Maryland was the final stepping stone to reach his dream but adversity would strike again and it came in multitudes. After tallying 1,896 all-purpose yards in his freshman season, second all-time in a single season in Maryland history, Diggs found himself in the midst of another devastating obstacle midway through his sophomore season in 2012.

Fourth and five. The Terrapins were trying to dig themselves out of a hole in an ACC battle against Wake Forest. Diggs caught a pass over the middle of the field for a first down before being dragged down from behind by a defender. Diggs immediately rolled over in pain, grabbing his right leg. He couldn’t get up. The medical staff eventually wrapped his leg, carried him onto a cart, and drove him off the field, a towel draped over his face.

“Up until that point, I thought I was Superman,” Diggs says. “I might have a little bruise or something like that but nothing that serious to put me out and stop me from doing what I love. It was a huge difference-maker in my life.”

Diagnosed with a broken fibula that required surgery, Diggs was forced to watch his team lose five out of their last seven games, including a loss to Marshall in the Military Bowl. After completing the rehab process, Diggs began his junior season knowing that it would be his last.

“It was a good run but I couldn’t afford to get injured again or have anything else happen,” Diggs says. “Even just based on what I did in my career, I was going to to leave.”

Diggs was projected to be selected as high as the second round or as low as the fifth by many scouts and analysts in the 2015 NFL Draft. He had never played a full season at Maryland but managed to accumulate 2,227 receiving yards and 14 touchdowns over three years. Unfortunately the draft class was stacked with wide receivers, with 11 projected to be taken in the first two rounds, none of them named Stefon Diggs.

Draft day came and Diggs was anticipating his name getting called as the culmination of his hard work since youth football.
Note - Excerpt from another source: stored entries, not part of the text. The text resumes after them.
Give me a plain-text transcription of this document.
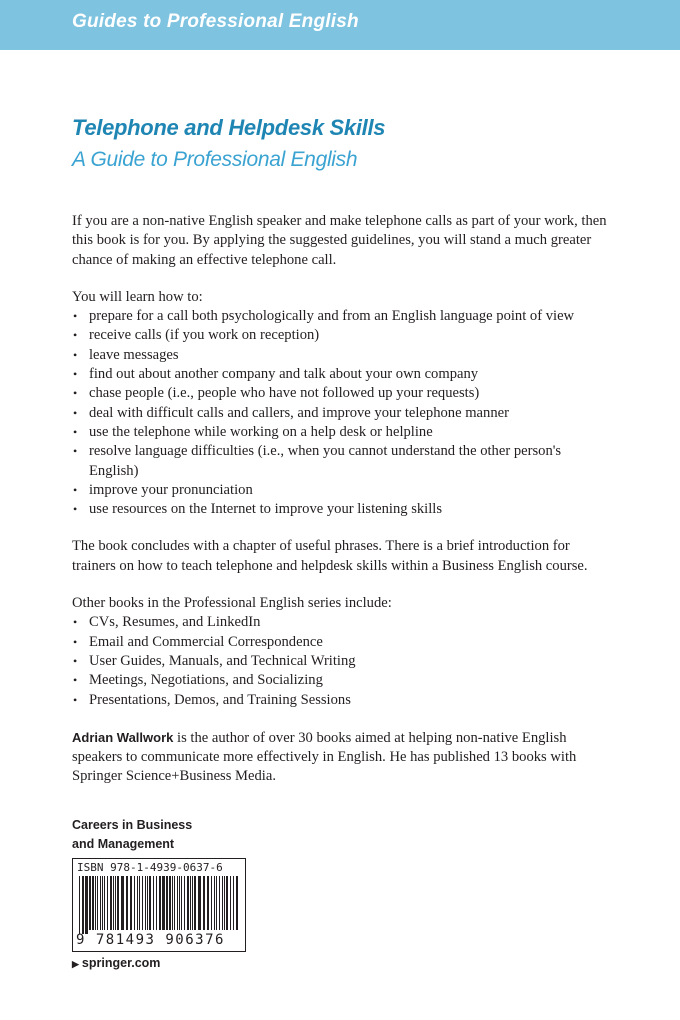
Guides to Professional English
Telephone and Helpdesk Skills
A Guide to Professional English

If you are a non-native English speaker and make telephone calls as part of your work, then this book is for you. By applying the suggested guidelines, you will stand a much greater chance of making an effective telephone call.

You will learn how to:

• prepare for a call both psychologically and from an English language point of view
• receive calls (if you work on reception)
• leave messages
• find out about another company and talk about your own company
• chase people (i.e., people who have not followed up your requests)
• deal with difficult calls and callers, and improve your telephone manner
• use the telephone while working on a help desk or helpline
• resolve language difficulties (i.e., when you cannot understand the other person's English)
• improve your pronunciation
• use resources on the Internet to improve your listening skills

The book concludes with a chapter of useful phrases. There is a brief introduction for trainers on how to teach telephone and helpdesk skills within a Business English course.

Other books in the Professional English series include:

• CVs, Resumes, and LinkedIn
• Email and Commercial Correspondence
• User Guides, Manuals, and Technical Writing
• Meetings, Negotiations, and Socializing
• Presentations, Demos, and Training Sessions

Adrian Wallwork is the author of over 30 books aimed at helping non-native English speakers to communicate more effectively in English. He has published 13 books with Springer Science+Business Media.

Careers in Business
and Management
ISBN 978-1-4939-0637-6
9 781493 906376
▶ springer.com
First round: No call. Second round: Nothing. Third and fourth rounds: Still waiting.

“I felt like a lot of guys were taken in front of me that shouldn’t have been taken,” Diggs says. “Everybody else evaluates people differently. It was my job to go show it no matter or how it happens. God knew it was going to motivate me and push me to where I am now.”

Diggs took his mind off the draft by hitting the weight room. In round five, 146th overall, the call finally came from the Minnesota Vikings.

Stefon Diggs Vikings 49ers 2017
Image via USA Today Sports/Brace Hemmelgarn

After getting through training camp and the preseason, Diggs was ready to begin his NFL career but yet again, his mental toughness was tested. He was inactive for the first three games of the season but prepared every week like he was the No. 1 receiver.

“When I go in between the lines, I don’t want to come out,” says Diggs. “That’s the mission I been on.”

He got his opportunity Week 4, and that was the final time Diggs could be found at the bottom of the Vikings’ depth chart. In his debut in Denver, Diggs caught six passes for a team-high 87 receiving yards against the undeniable top defense in the NFL. He returned to the locker room with his phone blowing up but refused to respond to anyone. While he appreciated the support, Diggs made sure he contained his circle to those who believed in him from the start.

Diggs was determined to make the naysayers look foolish and ultimately, he did. He became the first rookie in NFL history to have at least 85 yards receiving in each of his first four games. By the end of his rookie season, Diggs was the Vikings’ best offensive weapon. 

The NFL's decision early this year to be more lenient with touchdown celebrations was exciting for Diggs, who figures to be celebrating plenty this season. Group celebrations will not be penalized anymore and Diggs has already made plans to take advantage of the new adjustments—he's just itching for the right moment.

“I got some things going on with my guy Adam Thielen and a couple other receivers,” he says. “We got some things under wraps so we’re going to keep them under wraps until we get our opportunity. Be on the lookout.”